Swift has been kicking the tyres of various blockchain technologies in its labs and has also explored specific challenges facing new technology via its Innotribe fintech stable. Distributed ledger technology provider Ripple, for instance, is focused on simplifying correspondent banking. It was recently added to the Microsoft Azure Blockchain-as-a-Service offering.

Ripple offers an Interledger Protocol, a top-layer cryptographic escrow system that allows funds to move between ledgers with the help of intermediaries it calls connectors. Many banks like the look of the technology, including some big players such as Santander. Ripple has also experienced a brush with regulators in the US over anti-money laundering (AML) issues, and has ruggedised its systems and controls accordingly.

Regarding Ripple, Raymaekers said: "You still need business rules on top of that and you still need the payment information anyway. That's not in a distributed ledger technology, at least not today."

He pointed out payments need to say who will be credited and when, if there are fees attached, and so on. He said this is personal, private information, which must remain confidential – another problem for blockchains.

Securities settlements, legacy systems

Swift said a more compelling use case for blockchains may be securities, specifically shortening the time taken to settle trades from three days to zero. But delivering the complex netting of securities settlements in an investment bank on to a blockchain is going to be tricky. It will require the integration of two very different paradigms, one premised on transparency with another that is closed, mathematical and functional.
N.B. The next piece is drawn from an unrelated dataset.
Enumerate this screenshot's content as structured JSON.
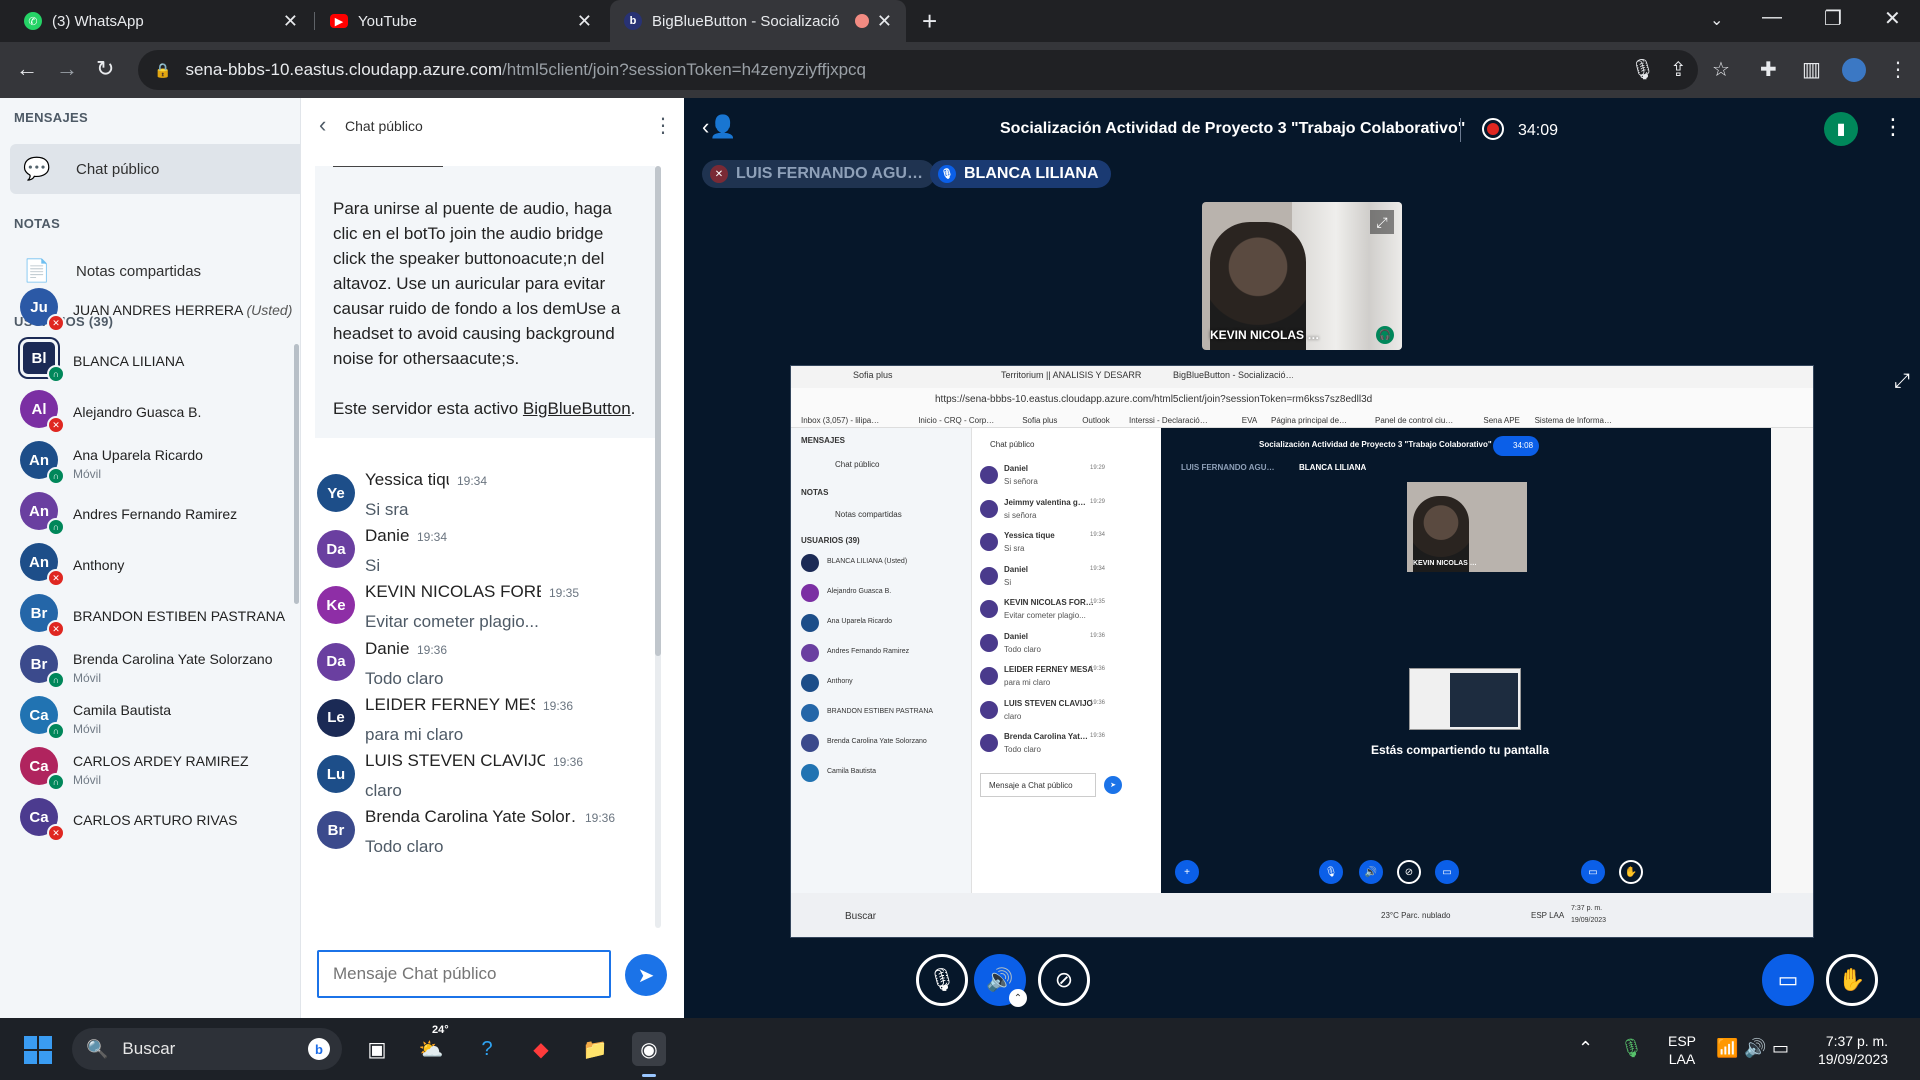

Moreover, some banks have much sleeker technology backbones than others. The likes of UBS and Goldman Sachs, which perhaps have less in the way of legacy problems, are unsurprisingly the most vocal about blockchain potential.

Correspondent banking, by comparison, is a relatively straightforward proposition for shared ledgers. Many people believe another problem that could be addressed by blockchains is the burden of compliance. The compliance costs of maintaining correspondent banking relationships in some parts of the world outweighs the benefits. This typically affects places where financial inclusion is an issue. There has been a tide of "de-risking" where banks close correspondent accounts in certain countries.

KYC coding

Everyday KYC/AML checking will be automated by blockchain systems, say computer scientists. Regarding AML checks across borders, Dr Gideon Greenspan of Multichain, explained: "I think the answer is that each blockchain address would be tagged with its country, at the time that it's given permission to transact. Then different logic would be applied by the blockchain for transactions between countries, with perhaps an extra piece of approval required, etc."

Raymaekers said identity challenges are being addressed as blockchains move into a more managed environment. He said: "It's a great technology but you still must know who you are transacting with. So there must be identity, there must be some kind of organisation around this."

Swift encourages KYC directories to deal with the millions of KYC documents flying around. Some 7,000 banks on the network with about a million correspondent relationships require transaction filtering and checking.

Raymaekers said: "You may have an open technology framework but if those control mechanisms are not there, banks will not adopt that because they can't. That's why we have relationship management features in the Swift network that allow me to say, 'I want to receive payment from X, but I don't want to receive payments from Y'.

"Technology doesn't necessarily change business behaviour. Technical measures alone are not enough. We need those business rules."